Hometown: Kingston, Jamaica
Before Columbia: After graduating from the Faculty of Law at the University of the West Indies, Cave Hill (Barbados) and the Norman Manley Law School in Jamaica, Jarrett served as a judicial clerk to the chief justice of the Eastern Caribbean Supreme Court and a research assistant for the Eastern Caribbean Sentencing Advisory Committee and the Civil Procedure Rules Review Committee.
Why Columbia: “For me, law is a tool for social change, and lawyers are changemakers. I consider myself to be a changemaker, and, growing up in Jamaica, I was always uncomfortable with the almost inevitable sights of injustice and inequality.
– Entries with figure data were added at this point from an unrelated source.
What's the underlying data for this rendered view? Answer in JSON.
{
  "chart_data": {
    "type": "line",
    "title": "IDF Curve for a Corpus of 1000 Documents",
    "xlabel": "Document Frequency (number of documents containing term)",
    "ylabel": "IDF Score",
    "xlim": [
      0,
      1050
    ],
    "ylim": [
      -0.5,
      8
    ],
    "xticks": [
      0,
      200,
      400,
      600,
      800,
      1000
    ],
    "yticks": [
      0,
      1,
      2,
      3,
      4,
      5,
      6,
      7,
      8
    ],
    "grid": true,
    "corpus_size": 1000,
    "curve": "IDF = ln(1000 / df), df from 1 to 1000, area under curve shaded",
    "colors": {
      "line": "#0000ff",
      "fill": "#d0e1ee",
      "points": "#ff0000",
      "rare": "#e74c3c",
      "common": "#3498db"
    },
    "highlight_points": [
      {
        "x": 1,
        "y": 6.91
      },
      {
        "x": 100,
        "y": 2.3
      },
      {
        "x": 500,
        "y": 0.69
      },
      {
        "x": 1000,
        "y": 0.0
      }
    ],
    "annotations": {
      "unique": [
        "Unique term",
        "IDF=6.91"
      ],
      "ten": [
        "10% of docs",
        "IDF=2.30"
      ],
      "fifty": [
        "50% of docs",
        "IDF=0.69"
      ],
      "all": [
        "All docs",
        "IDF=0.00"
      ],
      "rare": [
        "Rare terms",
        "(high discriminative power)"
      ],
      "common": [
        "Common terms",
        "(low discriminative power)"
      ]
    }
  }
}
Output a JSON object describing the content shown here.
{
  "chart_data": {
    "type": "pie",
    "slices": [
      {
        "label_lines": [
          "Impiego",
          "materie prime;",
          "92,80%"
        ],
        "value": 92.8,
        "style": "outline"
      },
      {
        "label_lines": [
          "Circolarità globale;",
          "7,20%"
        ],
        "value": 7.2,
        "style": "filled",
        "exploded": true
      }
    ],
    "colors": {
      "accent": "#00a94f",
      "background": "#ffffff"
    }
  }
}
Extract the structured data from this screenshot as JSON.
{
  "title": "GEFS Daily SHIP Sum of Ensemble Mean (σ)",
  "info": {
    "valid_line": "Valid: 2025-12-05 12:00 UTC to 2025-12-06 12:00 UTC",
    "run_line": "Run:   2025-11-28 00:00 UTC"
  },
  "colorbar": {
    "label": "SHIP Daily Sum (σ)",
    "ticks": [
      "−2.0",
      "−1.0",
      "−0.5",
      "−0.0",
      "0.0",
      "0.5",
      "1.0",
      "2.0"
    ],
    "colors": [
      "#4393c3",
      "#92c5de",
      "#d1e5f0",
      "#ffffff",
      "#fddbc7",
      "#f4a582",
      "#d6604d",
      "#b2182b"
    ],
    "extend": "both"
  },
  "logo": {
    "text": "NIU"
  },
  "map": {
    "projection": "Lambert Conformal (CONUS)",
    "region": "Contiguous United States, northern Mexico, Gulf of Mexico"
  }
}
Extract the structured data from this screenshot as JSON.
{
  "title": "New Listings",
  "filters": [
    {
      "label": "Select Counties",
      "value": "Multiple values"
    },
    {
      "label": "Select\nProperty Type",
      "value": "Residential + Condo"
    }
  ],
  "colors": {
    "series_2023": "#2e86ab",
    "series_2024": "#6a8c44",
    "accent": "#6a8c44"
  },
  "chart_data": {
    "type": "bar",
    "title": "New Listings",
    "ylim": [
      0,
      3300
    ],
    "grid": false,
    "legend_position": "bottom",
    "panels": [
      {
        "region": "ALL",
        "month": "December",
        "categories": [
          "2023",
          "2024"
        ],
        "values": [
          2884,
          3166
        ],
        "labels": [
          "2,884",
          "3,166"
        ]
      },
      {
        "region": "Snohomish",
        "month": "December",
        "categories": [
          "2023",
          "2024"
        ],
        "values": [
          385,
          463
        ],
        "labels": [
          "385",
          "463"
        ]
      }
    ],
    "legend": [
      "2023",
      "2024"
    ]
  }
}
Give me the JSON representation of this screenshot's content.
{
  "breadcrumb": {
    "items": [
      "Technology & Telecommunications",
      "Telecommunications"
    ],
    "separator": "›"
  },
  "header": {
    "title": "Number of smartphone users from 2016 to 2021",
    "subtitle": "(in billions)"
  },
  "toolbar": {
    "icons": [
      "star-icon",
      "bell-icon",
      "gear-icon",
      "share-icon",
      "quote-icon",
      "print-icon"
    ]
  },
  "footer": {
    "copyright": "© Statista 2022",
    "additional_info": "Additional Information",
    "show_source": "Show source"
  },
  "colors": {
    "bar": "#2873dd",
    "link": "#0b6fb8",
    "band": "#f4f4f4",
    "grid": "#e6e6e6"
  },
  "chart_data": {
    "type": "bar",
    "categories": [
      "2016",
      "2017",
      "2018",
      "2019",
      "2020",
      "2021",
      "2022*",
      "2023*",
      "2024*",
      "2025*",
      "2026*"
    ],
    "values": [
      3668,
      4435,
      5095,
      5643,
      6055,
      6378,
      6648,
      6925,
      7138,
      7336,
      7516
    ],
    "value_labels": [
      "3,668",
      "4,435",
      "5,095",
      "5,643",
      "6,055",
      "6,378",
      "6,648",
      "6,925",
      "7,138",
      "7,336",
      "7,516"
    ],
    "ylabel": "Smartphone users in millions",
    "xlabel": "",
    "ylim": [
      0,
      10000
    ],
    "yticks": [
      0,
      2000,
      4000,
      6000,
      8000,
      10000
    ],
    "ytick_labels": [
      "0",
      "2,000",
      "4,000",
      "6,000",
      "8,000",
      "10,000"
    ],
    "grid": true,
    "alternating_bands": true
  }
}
I saw law as the avenue through which I could have some meaningful impact on the systems and people most affected by injustice and inequality.”
Favorite Law School Moment: “I had the honor of being chosen to be one of Columbia Law School’s 15 United Nations externs for the 2021–2022 academic year. My favorite moment at CLS has got to be the day I presented my research project in the United Nations Externship. That moment was the culmination of months of hard work, research, and engagement with issues affecting underrepresented stakeholders in the international law rule-making spaces. While I presented, I appreciated, for the first time, the importance of my work and got the sense that my research could contribute to greater inclusivity in international rule-making.”
Columbia Law Activities: Staff editor, Columbia Journal of Transnational Law; graduate research assistant for Martin Flaherty, visiting professor of law; Columbia Law School United Nations externship; member, Black Law Students Association.
After Columbia: Jarrett plans to spend a few more years living and working in the United States.
“In the United States, lawyers are referred to as counselors, and in the Caribbean, we call our lawyers counsel. And coming into law, I didn’t realize the different dimensions that those labels themselves have. Something that kind of surprised me was how much I had to level with a client: to see the world the way they see the world, to feel what they feel, and to understand what they understand in order to champion their cause and to truly intercede on their behalf.”